Putting all together

From here we can now simply import our definition Objects at startup and throw them into the factory pipline:

import { Article } from '/path/to/article'
import { factoryPipeline } from '/path/to/factoryPipeline'
export { runRateLimiter } from 'meteor/leaonline:ratelimit-factory'

const allInputs = [Article]

// here we not only create the products but also
// add the collection to the Objects to make them accessible
// in thier run functions of their methods / publications / http routes
allInputs.forEach(input => {
  const product = factoryPipeline(input)
  const { collection } = product
  input.collection = () => collection
})

// provide a callback that is used when rate-limit has been exceeded
runRateLimiter(function callback (reply, input) {
  if (reply.allowed) {
     // ...
  } else {
     // log exceeding, if you like here
    console.log('rate limit exceeded')
    console.log(reply)
    console.log(input)
  }
})

Why all this?

I know this has been already invented in similar packages and projects but I always had the issue, that they

  • had many dependencies
  • were not flexible / extendible enough for edge cases
  • contain lots of code
  • all have different API designs, making it hard to switch between them
  • cannot easily replaced in case of abandonment

I made these packages fix the mentioned issues and I hope they do it for you, too!

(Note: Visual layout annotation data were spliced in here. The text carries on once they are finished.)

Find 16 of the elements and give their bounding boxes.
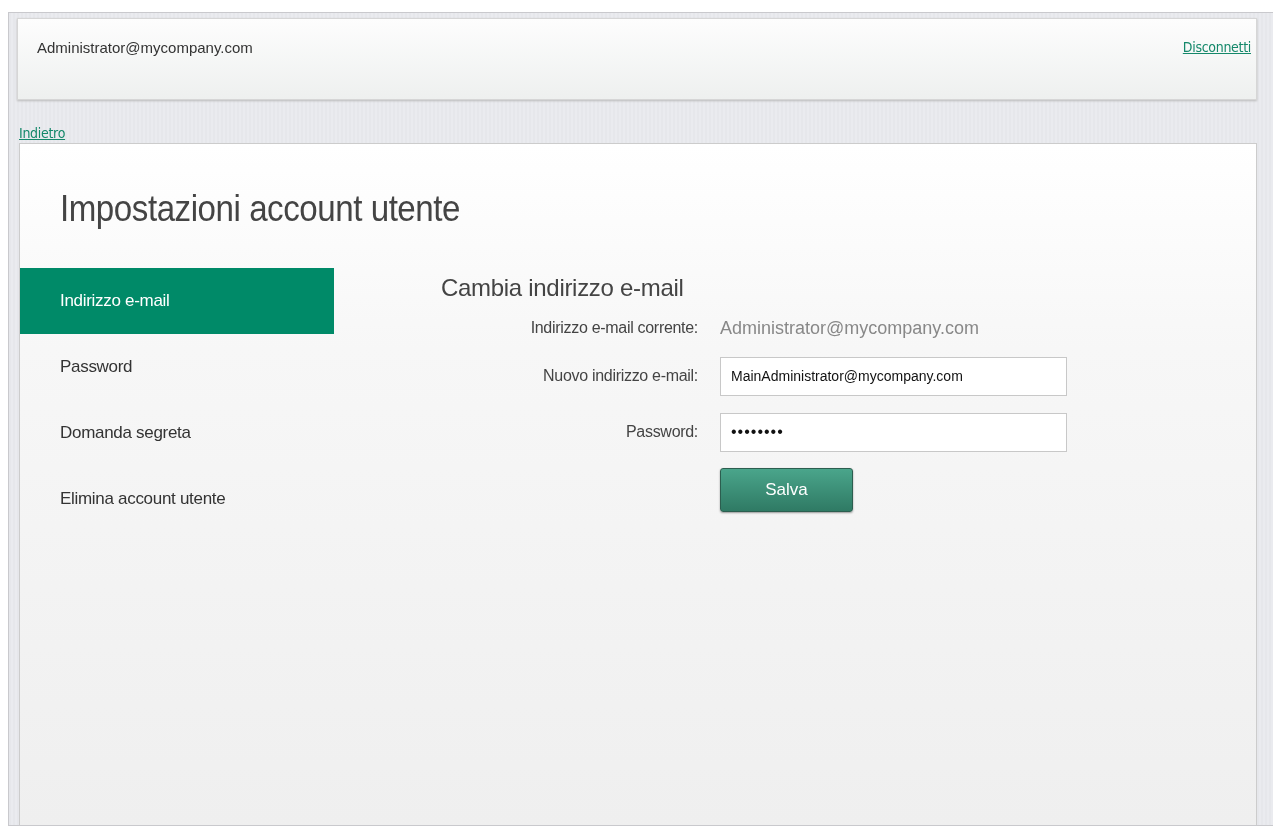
user-email: Administrator@mycompany.com [37,39,253,56]
field-label: Indirizzo e-mail corrente: [529,319,698,337]
field-label: Nuovo indirizzo e-mail: [542,367,698,385]
password-field[interactable]: •••••••• [720,412,1067,452]
sidebar-item[interactable]: Password [20,334,334,400]
page-title: Impostazioni account utente [60,188,461,230]
logout-link[interactable]: Disconnetti [1182,39,1251,55]
sidebar-item[interactable]: Elimina account utente [20,466,334,532]
field-label: Password: [625,423,698,441]
sidebar-item[interactable]: Indirizzo e-mail [20,268,334,334]
sidebar-item[interactable]: Domanda segreta [20,400,334,466]
current-email: Administrator@mycompany.com [720,317,979,339]
form-title: Cambia indirizzo e-mail [441,274,685,302]
back-link[interactable]: Indietro [19,125,66,141]
email-field[interactable]: MainAdministrator@mycompany.com [720,356,1067,396]
save-button[interactable]: Salva [720,468,853,512]
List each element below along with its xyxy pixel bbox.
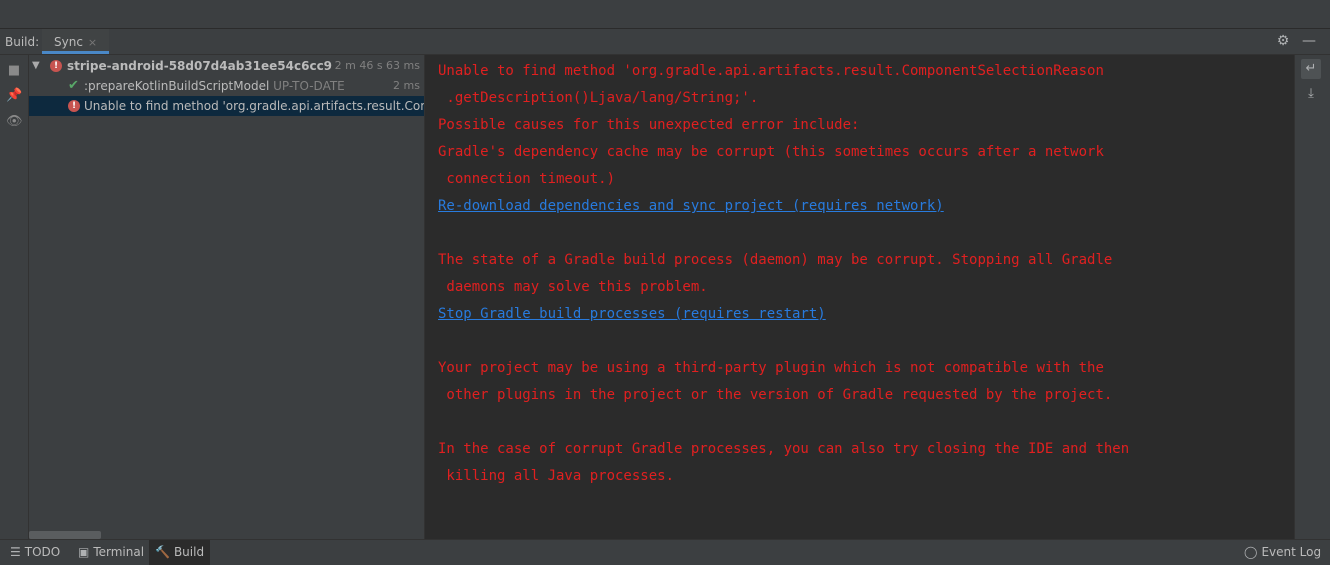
console-line-text[interactable]: Re-download dependencies and sync projec… — [438, 198, 944, 214]
console-error-line: Gradle's dependency cache may be corrupt… — [438, 139, 1129, 166]
console-line-text: other plugins in the project or the vers… — [438, 387, 1113, 403]
title-bar — [0, 0, 1330, 29]
gear-icon[interactable]: ⚙ — [1275, 33, 1291, 49]
error-icon: ! — [50, 60, 62, 72]
console-error-line: connection timeout.) — [438, 166, 1129, 193]
console-line-text: connection timeout.) — [438, 171, 616, 187]
pin-icon[interactable]: 📌 — [6, 88, 22, 104]
hammer-icon: 🔨 — [155, 545, 170, 559]
right-toolbar: ↵ ⤓ — [1294, 55, 1330, 539]
build-label: Build — [173, 545, 205, 559]
check-icon: ✔ — [68, 78, 79, 93]
console-line-text: Your project may be using a third-party … — [438, 360, 1104, 376]
console-error-line: Your project may be using a third-party … — [438, 355, 1129, 382]
console-line-text: .getDescription()Ljava/lang/String;'. — [438, 90, 759, 106]
console-line-text: Possible causes for this unexpected erro… — [438, 117, 860, 133]
soft-wrap-icon[interactable]: ↵ — [1301, 59, 1321, 79]
console-line-text: Unable to find method 'org.gradle.api.ar… — [438, 63, 1104, 79]
build-tool-window-header: Build: Sync × ⚙ — — [0, 29, 1330, 55]
tree-root-row[interactable]: ▼ ! stripe-android-58d07d4ab31ee54c6cc93… — [29, 56, 424, 76]
tree-row-prepare[interactable]: ✔ :prepareKotlinBuildScriptModel UP-TO-D… — [29, 76, 424, 96]
console-line-text: The state of a Gradle build process (dae… — [438, 252, 1113, 268]
close-icon[interactable]: × — [88, 36, 97, 49]
speech-bubble-icon: ◯ — [1244, 545, 1258, 559]
build-label: Build: — [5, 35, 40, 49]
terminal-icon: ▣ — [78, 545, 90, 559]
scroll-to-end-icon[interactable]: ⤓ — [1301, 84, 1321, 104]
event-log-label: Event Log — [1261, 545, 1322, 559]
tree-root-time: 2 m 46 s 63 ms — [331, 56, 420, 76]
console-link[interactable]: Stop Gradle build processes (requires re… — [438, 301, 1129, 328]
console-error-line: other plugins in the project or the vers… — [438, 382, 1129, 409]
console-output: Unable to find method 'org.gradle.api.ar… — [425, 55, 1293, 539]
error-icon: ! — [68, 100, 80, 112]
console-lines: Unable to find method 'org.gradle.api.ar… — [438, 58, 1129, 490]
console-link[interactable]: Re-download dependencies and sync projec… — [438, 193, 1129, 220]
eye-icon[interactable]: 👁 — [6, 114, 23, 130]
console-line-text: killing all Java processes. — [438, 468, 675, 484]
expand-arrow-icon[interactable]: ▼ — [32, 56, 40, 76]
horizontal-scrollbar[interactable] — [29, 531, 101, 539]
list-icon: ☰ — [10, 545, 21, 559]
terminal-label: Terminal — [93, 545, 145, 559]
console-error-line: In the case of corrupt Gradle processes,… — [438, 436, 1129, 463]
terminal-tab[interactable]: ▣ Terminal — [72, 540, 150, 565]
minimize-icon[interactable]: — — [1301, 33, 1317, 49]
todo-tab[interactable]: ☰ TODO — [4, 540, 66, 565]
build-tree: ▼ ! stripe-android-58d07d4ab31ee54c6cc93… — [29, 55, 425, 539]
tab-sync[interactable]: Sync × — [42, 29, 110, 54]
console-error-line: daemons may solve this problem. — [438, 274, 1129, 301]
stop-icon[interactable]: ■ — [6, 63, 22, 79]
task-name: :prepareKotlinBuildScriptModel — [84, 79, 270, 93]
console-line-text: daemons may solve this problem. — [438, 279, 708, 295]
tab-sync-label: Sync — [54, 35, 83, 49]
build-tab[interactable]: 🔨 Build — [149, 540, 211, 565]
console-line-text: In the case of corrupt Gradle processes,… — [438, 441, 1130, 457]
console-line-text[interactable]: Stop Gradle build processes (requires re… — [438, 306, 826, 322]
console-error-line: The state of a Gradle build process (dae… — [438, 247, 1129, 274]
console-error-line: Possible causes for this unexpected erro… — [438, 112, 1129, 139]
console-error-line: killing all Java processes. — [438, 463, 1129, 490]
todo-label: TODO — [24, 545, 61, 559]
console-error-line: Unable to find method 'org.gradle.api.ar… — [438, 58, 1129, 85]
console-line-text: Gradle's dependency cache may be corrupt… — [438, 144, 1104, 160]
tree-error-label: Unable to find method 'org.gradle.api.ar… — [84, 99, 424, 113]
tree-item-label: :prepareKotlinBuildScriptModel UP-TO-DAT… — [84, 76, 345, 96]
task-status: UP-TO-DATE — [273, 79, 345, 93]
tree-row-error[interactable]: ! Unable to find method 'org.gradle.api.… — [29, 96, 424, 116]
status-bar: ☰ TODO ▣ Terminal 🔨 Build ◯ Event Log — [0, 539, 1330, 565]
tree-item-time: 2 ms — [390, 76, 420, 96]
left-toolbar: ■ 📌 👁 — [0, 55, 29, 539]
console-error-line: .getDescription()Ljava/lang/String;'. — [438, 85, 1129, 112]
event-log-tab[interactable]: ◯ Event Log — [1238, 540, 1327, 565]
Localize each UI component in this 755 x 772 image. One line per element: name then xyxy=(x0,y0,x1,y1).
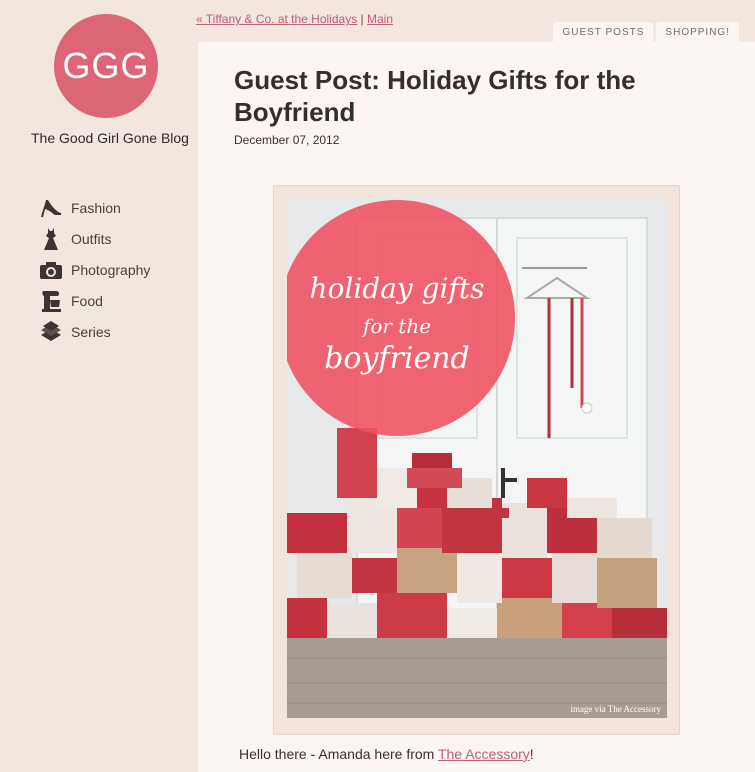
logo-text: GGG xyxy=(62,45,150,86)
nav-item-photography[interactable]: Photography xyxy=(38,254,150,285)
main-link[interactable]: Main xyxy=(367,12,393,26)
blog-name[interactable]: The Good Girl Gone Blog xyxy=(30,130,190,147)
post-intro: Hello there - Amanda here from The Acces… xyxy=(239,746,534,762)
nav-label: Fashion xyxy=(71,199,121,216)
post-date: December 07, 2012 xyxy=(234,133,340,147)
camera-icon xyxy=(38,258,64,282)
stand-mixer-icon xyxy=(38,289,64,313)
nav-label: Food xyxy=(71,292,103,309)
post-panel: Guest Post: Holiday Gifts for the Boyfri… xyxy=(198,42,755,772)
sidebar: GGG The Good Girl Gone Blog Fashion Outf… xyxy=(0,0,198,772)
image-line-3: boyfriend xyxy=(324,341,470,376)
nav-item-series[interactable]: Series xyxy=(38,316,150,347)
books-icon xyxy=(38,320,64,344)
previous-post-link[interactable]: « Tiffany & Co. at the Holidays xyxy=(196,12,357,26)
nav-label: Outfits xyxy=(71,230,112,247)
the-accessory-link[interactable]: The Accessory xyxy=(438,746,530,762)
post-title[interactable]: Guest Post: Holiday Gifts for the Boyfri… xyxy=(234,64,714,128)
nav-item-fashion[interactable]: Fashion xyxy=(38,192,150,223)
tab-shopping[interactable]: SHOPPING! xyxy=(656,22,739,42)
intro-text: Hello there - Amanda here from xyxy=(239,746,438,762)
dress-icon xyxy=(38,227,64,251)
intro-suffix: ! xyxy=(529,746,534,762)
nav-item-food[interactable]: Food xyxy=(38,285,150,316)
image-line-1: holiday gifts xyxy=(310,272,485,305)
nav-label: Series xyxy=(71,323,111,340)
post-navigation: « Tiffany & Co. at the Holidays | Main xyxy=(196,12,393,26)
post-image[interactable]: holiday gifts for the boyfriend image vi… xyxy=(287,198,667,718)
image-line-2: for the xyxy=(361,314,431,338)
image-credit: image via The Accessory xyxy=(570,704,661,714)
holiday-gifts-photo: holiday gifts for the boyfriend xyxy=(287,198,667,718)
logo[interactable]: GGG xyxy=(54,14,158,118)
post-image-frame: holiday gifts for the boyfriend image vi… xyxy=(273,185,680,735)
link-separator: | xyxy=(360,12,364,26)
nav-item-outfits[interactable]: Outfits xyxy=(38,223,150,254)
tab-guest-posts[interactable]: GUEST POSTS xyxy=(553,22,654,42)
high-heel-icon xyxy=(38,196,64,220)
top-tabs: GUEST POSTS SHOPPING! xyxy=(553,22,739,42)
nav-label: Photography xyxy=(71,261,151,278)
category-nav: Fashion Outfits Photography Food Series xyxy=(38,192,150,347)
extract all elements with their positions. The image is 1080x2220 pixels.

What you can do :slight_smile:

It would be great to get any feedback on these packages, especially if they are flexible enough to cover your use-cases. Contributions are always welcome and I would be super happy to see others using these packages in their projects.

26 Likes

Great name :slight_smile: and very nice concept! I’ll have to give this some more thought about how I could benefit with this approach in my app. I could see it saving some time & creating a consistent approach to some common Meteor server coding tasks. Thanks for sharing it! :+1:

1 Like

These look really good!

I suspect many of us with larger apps end up with internal packages/patterns along these lines (for example the quavedev packages e.g. quave:collections by @filipenevola).

Adding one or more of these into the Meteor Guide would probably help with adoption and growing the ecosystem.